Everyone probably knows bliny, the very thin pancake often stuffed with various fillings. Now meet oladyi, which are considered to be the superpower of Russian babushkas.
Nearly every Russian grandmother serves oladyi for breakfast, and it's a version of American pancakes, but puffier and creamier in taste. Their first official mentioning was in the 16th century, in the Domostroy, an encyclopedic book of daily household life. Besides Russian cuisine, oladyi are widely prepared in Ukraine and Belarus.
Oladyi are so closely connected with Russian culture that there are even common beliefs about them. For instance, seeing oladyi in a dream means you're likely to have a cheerful conversation with a relative or a friend.
Russians think that oladyi make the perfect breakfast because they cook quickly – both the greasing and frying take a few minutes. They go well with every topping: sweet syrups, jams, sour cream or salty salmon. Another great thing about oladyi is that you can make them out of almost any sort of flour. Still, my favorite variation is the one with regular white wheat flour.
My love story with oladyi began in early childhood when granny woke me with the smell of this treat. Extremely fluffy and tender, oladyi have always been one of my favorite breakfasts and snacks. Even today every weekend brunch includes oladyi in my house. Granny even makes them on an open fire when we arrange a picnic in the countryside.
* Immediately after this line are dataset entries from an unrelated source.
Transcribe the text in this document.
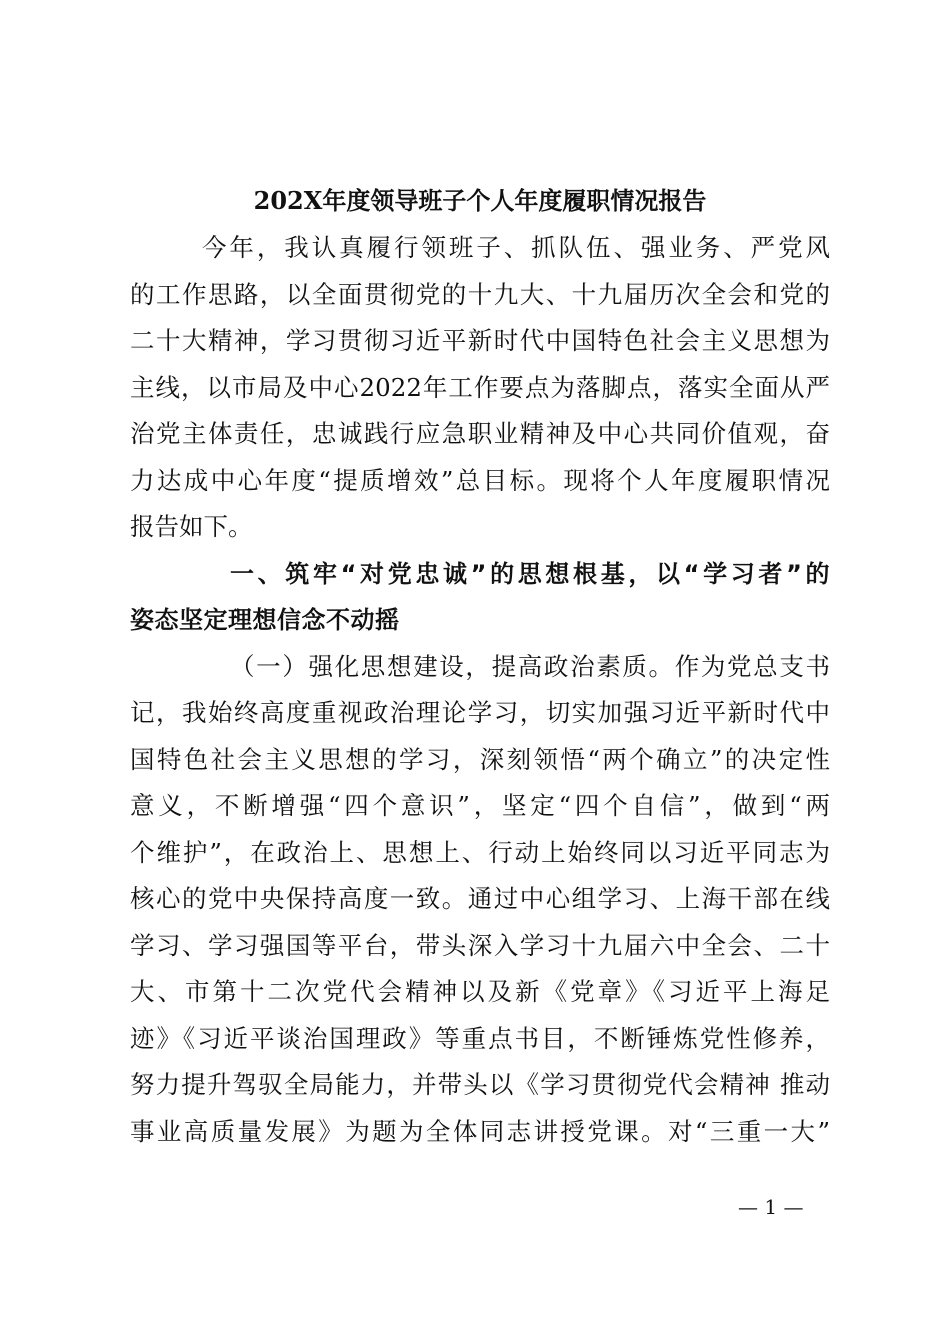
202X年度领导班子个人年度履职情况报告
今年，我认真履行领班子、抓队伍、强业务、严党风
的工作思路，以全面贯彻党的十九大、十九届历次全会和党的
二十大精神，学习贯彻习近平新时代中国特色社会主义思想为
主线，以市局及中心2022年工作要点为落脚点，落实全面从严
治党主体责任，忠诚践行应急职业精神及中心共同价值观，奋
力达成中心年度“提质增效”总目标。现将个人年度履职情况
报告如下。
一、筑牢“对党忠诚”的思想根基，以“学习者”的
姿态坚定理想信念不动摇
（一）强化思想建设，提高政治素质。作为党总支书
记，我始终高度重视政治理论学习，切实加强习近平新时代中
国特色社会主义思想的学习，深刻领悟“两个确立”的决定性
意义，不断增强“四个意识”，坚定“四个自信”，做到“两
个维护”，在政治上、思想上、行动上始终同以习近平同志为
核心的党中央保持高度一致。通过中心组学习、上海干部在线
学习、学习强国等平台，带头深入学习十九届六中全会、二十
大、市第十二次党代会精神以及新《党章》《习近平上海足
迹》《习近平谈治国理政》等重点书目，不断锤炼党性修养，
努力提升驾驭全局能力，并带头以《学习贯彻党代会精神 推动
事业高质量发展》为题为全体同志讲授党课。对“三重一大”
— 1 —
It's really not about the place and kitchen – all you need is a griddle and babushka’s proper batter recipe.
Ingredients:
- 250 ml kefir or plain yoghurt;
- 1 egg;
- about 160-180 g flour;
- 1 tablespoon sugar;
- 0.5 tablespoon baking soda;
- a pinch of salt;
- sunflower oil.
Cooking:
First, whisk an egg in a bowl withkefir or yoghurt. Oladyi batter also works perfectly with ryazhenka. All the ingredients must be room temperature. Then add sugar and salt, and mix everything.
Next, gradually sift flour with baking soda. It's important to add baking soda, not separately, but mixed with flour so that the batter reacts properly. Stir the mixture until smooth and silky. You should achieve a texture similar to thick sour cream.
Heat your griddle with sunflower oil. When hot enough, grease with butter using one heaped tablespoon per circle. Oladyi increase in size when frying, so leave free space between them on the pan.
Cook on medium heat to avoid burning on the surface, as well as half-cooked inside. When oladyi are golden-brown on the bottom, flip over. Oladyi cook quickly so keep an eye on them.
Put the oladyi on paper towels to be rid of the excess oil. Serve with icing sugar, sour cream, jams, honey or sweet condensed milk, and enjoy your perfect breakfast or lunch. Priyatnogo appetita!